I looked on the company website and they had a few replacement parts, but not the part that was visibly broken on our model. And it looked like they were discontinuing our model anyway, because it was a blade grinder and the coffee world has decided that burr grinding is far superior.
Like I said, I’m not a coffee snob, so even though I’ve heard many such devotees profess that burr grinders are the only way to go, I just shrugged and said, “Okay, but my blade grinder works fine.” Why buy a new appliance when the old one doesn’t have anything wrong with it? If it ain’t broke, don’t fix it, after all.
But then it was broke(n). And we couldn’t fix it. So we broke(
n) down and bought a new coffee grinder, and this time went with an adjustable burr grinder. It was delivered today so I got it all cleaned and set up, and since it was a cold, dreary morning, and I had a little bit of a headache from the weather, and I was already a little anxious about the outcome of today’s midterm elections (did you vote? Go vote!), I decided I had no choice but to try it out and make myself some coffee.
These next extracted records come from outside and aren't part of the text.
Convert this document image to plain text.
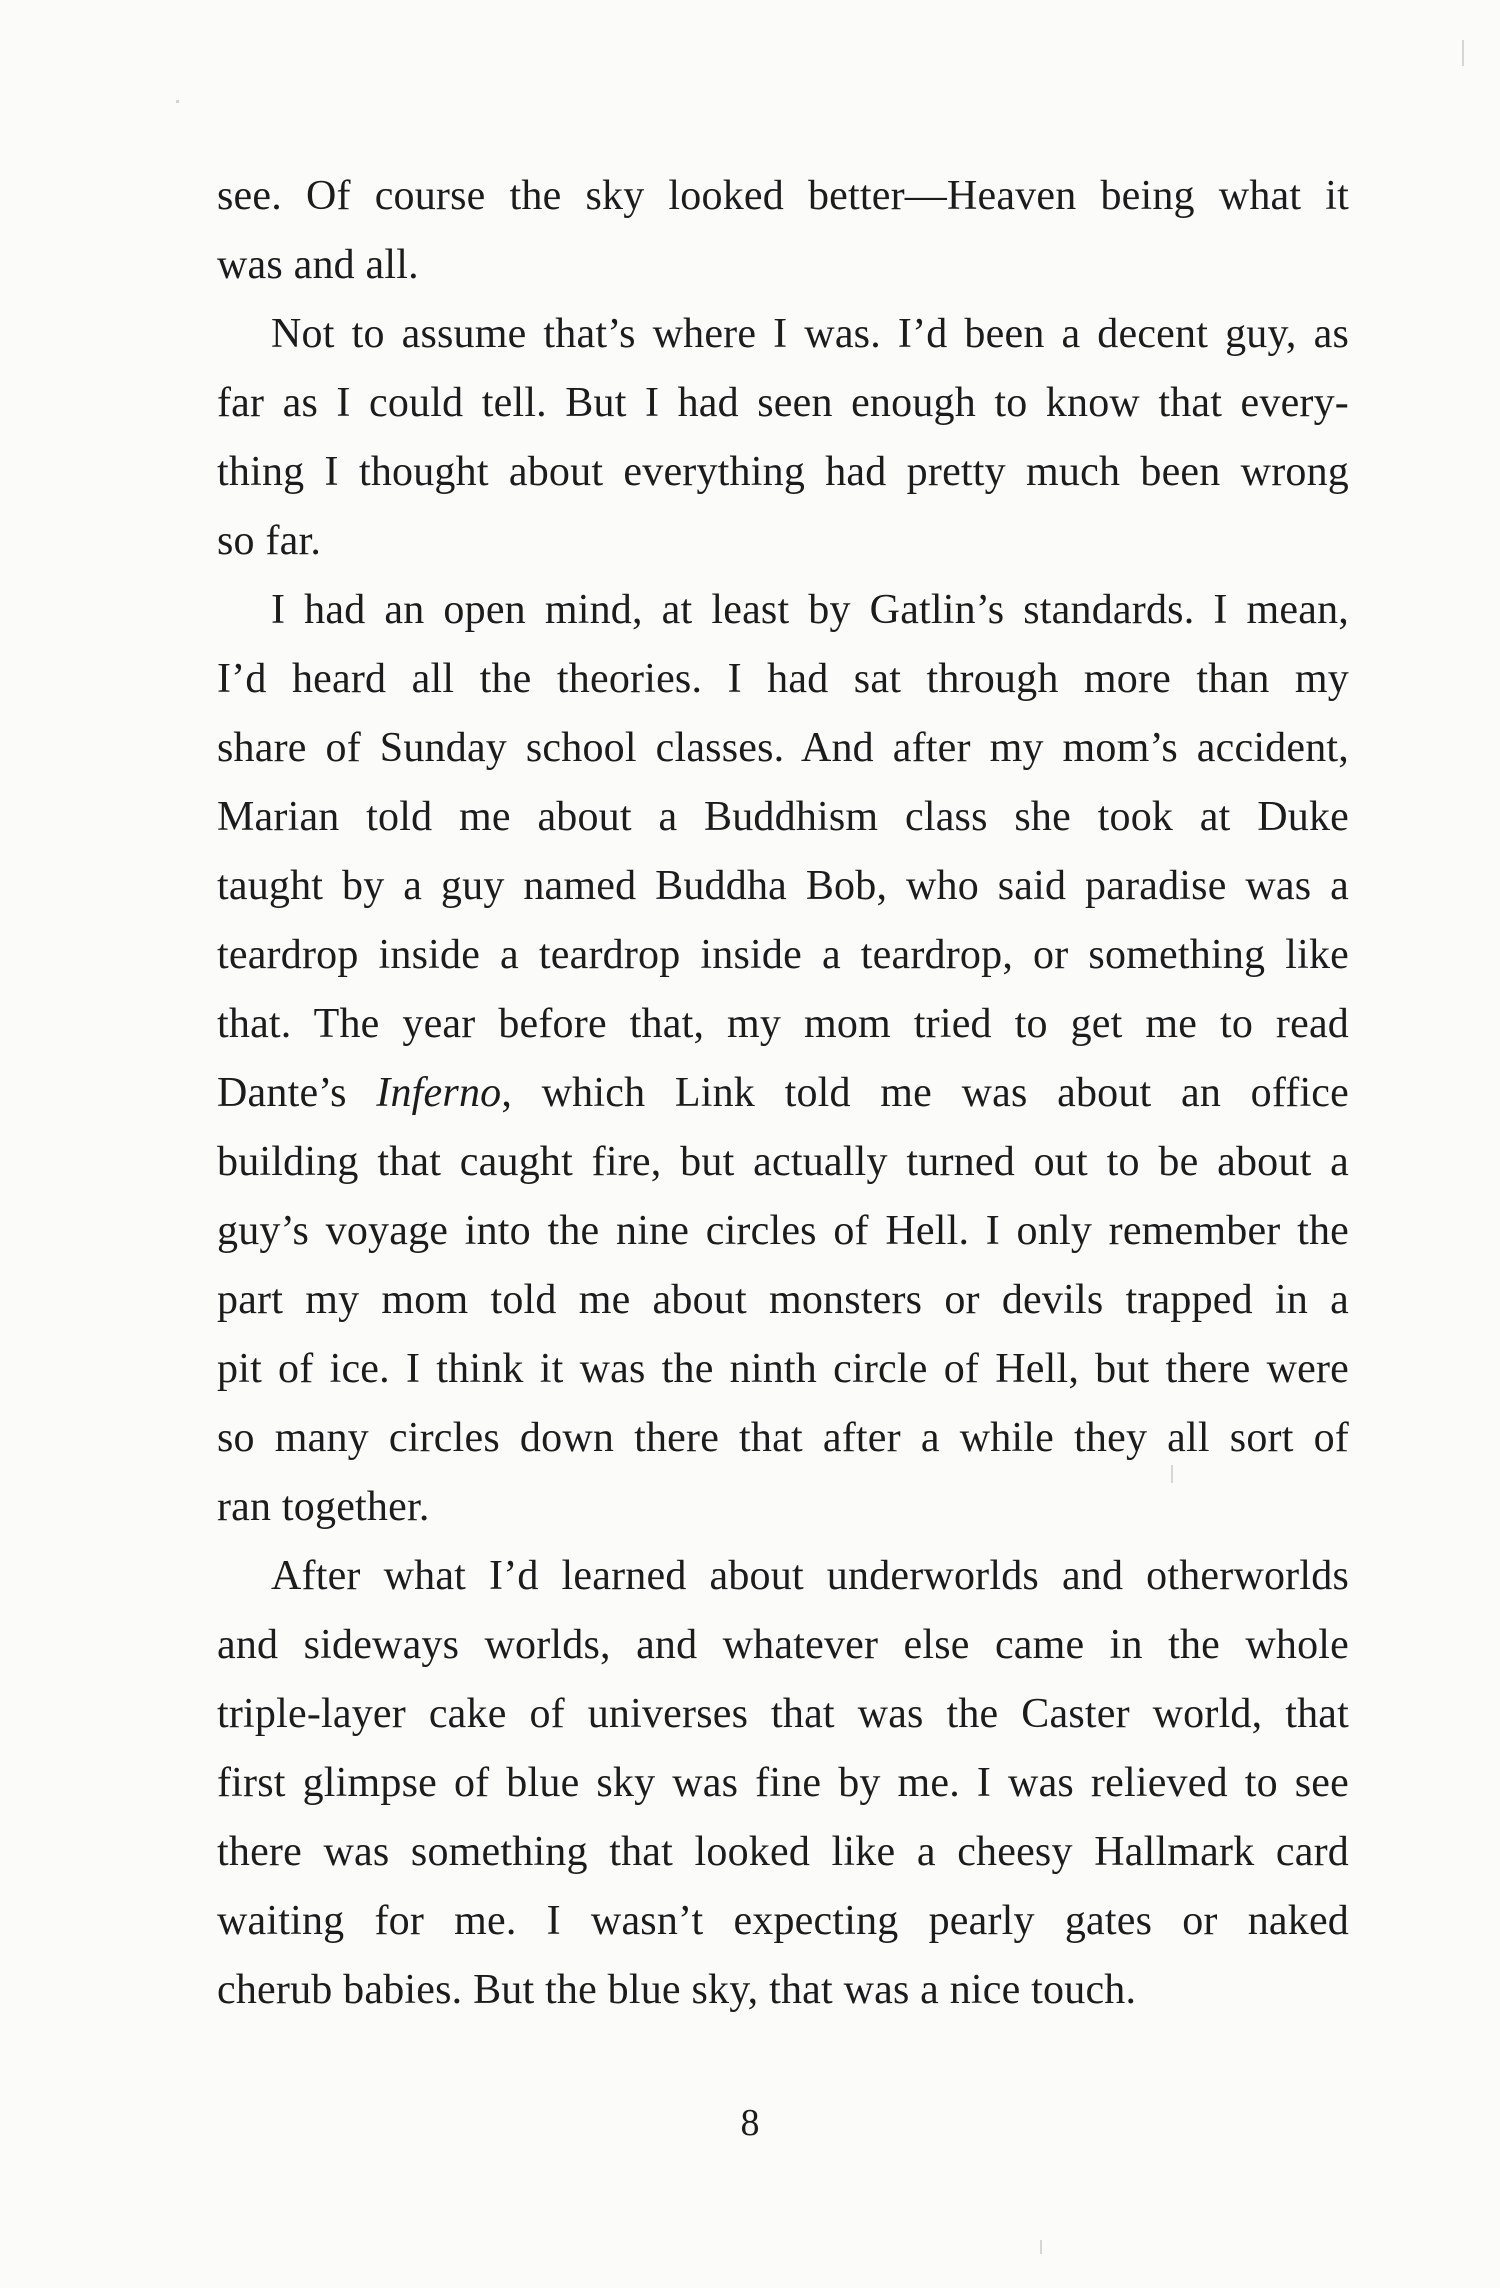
see. Of course the sky looked better—Heaven being what it
was and all.
Not to assume that’s where I was. I’d been a decent guy, as
far as I could tell. But I had seen enough to know that every-
thing I thought about everything had pretty much been wrong
so far.
I had an open mind, at least by Gatlin’s standards. I mean,
I’d heard all the theories. I had sat through more than my
share of Sunday school classes. And after my mom’s accident,
Marian told me about a Buddhism class she took at Duke
taught by a guy named Buddha Bob, who said paradise was a
teardrop inside a teardrop inside a teardrop, or something like
that. The year before that, my mom tried to get me to read
Dante’s Inferno, which Link told me was about an office
building that caught fire, but actually turned out to be about a
guy’s voyage into the nine circles of Hell. I only remember the
part my mom told me about monsters or devils trapped in a
pit of ice. I think it was the ninth circle of Hell, but there were
so many circles down there that after a while they all sort of
ran together.
After what I’d learned about underworlds and otherworlds
and sideways worlds, and whatever else came in the whole
triple-layer cake of universes that was the Caster world, that
first glimpse of blue sky was fine by me. I was relieved to see
there was something that looked like a cheesy Hallmark card
waiting for me. I wasn’t expecting pearly gates or naked
cherub babies. But the blue sky, that was a nice touch.
8
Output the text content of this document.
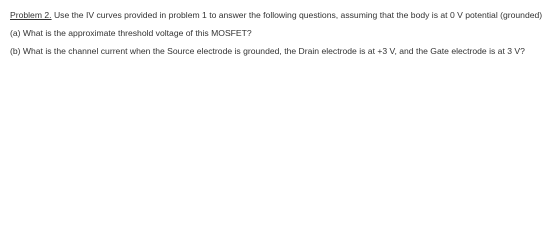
Problem 2. Use the IV curves provided in problem 1 to answer the following questions, assuming that the body is at 0 V potential (grounded)

(a) What is the approximate threshold voltage of this MOSFET?

(b) What is the channel current when the Source electrode is grounded, the Drain electrode is at +3 V, and the Gate electrode is at 3 V?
And it’s good. I honestly don’t know if I can tell a difference in the finished product; I drank the coffee and thought, “Hey this is pretty good!” so that’s what matters. And since I can more readily adjust the grind size, maybe I’ll start using my French press again more often.
What I do know for certain is that this has taken me far more time to write than I thought because I am more caffeinated than usual and keep jumping up to go do other things. Which I must now do again.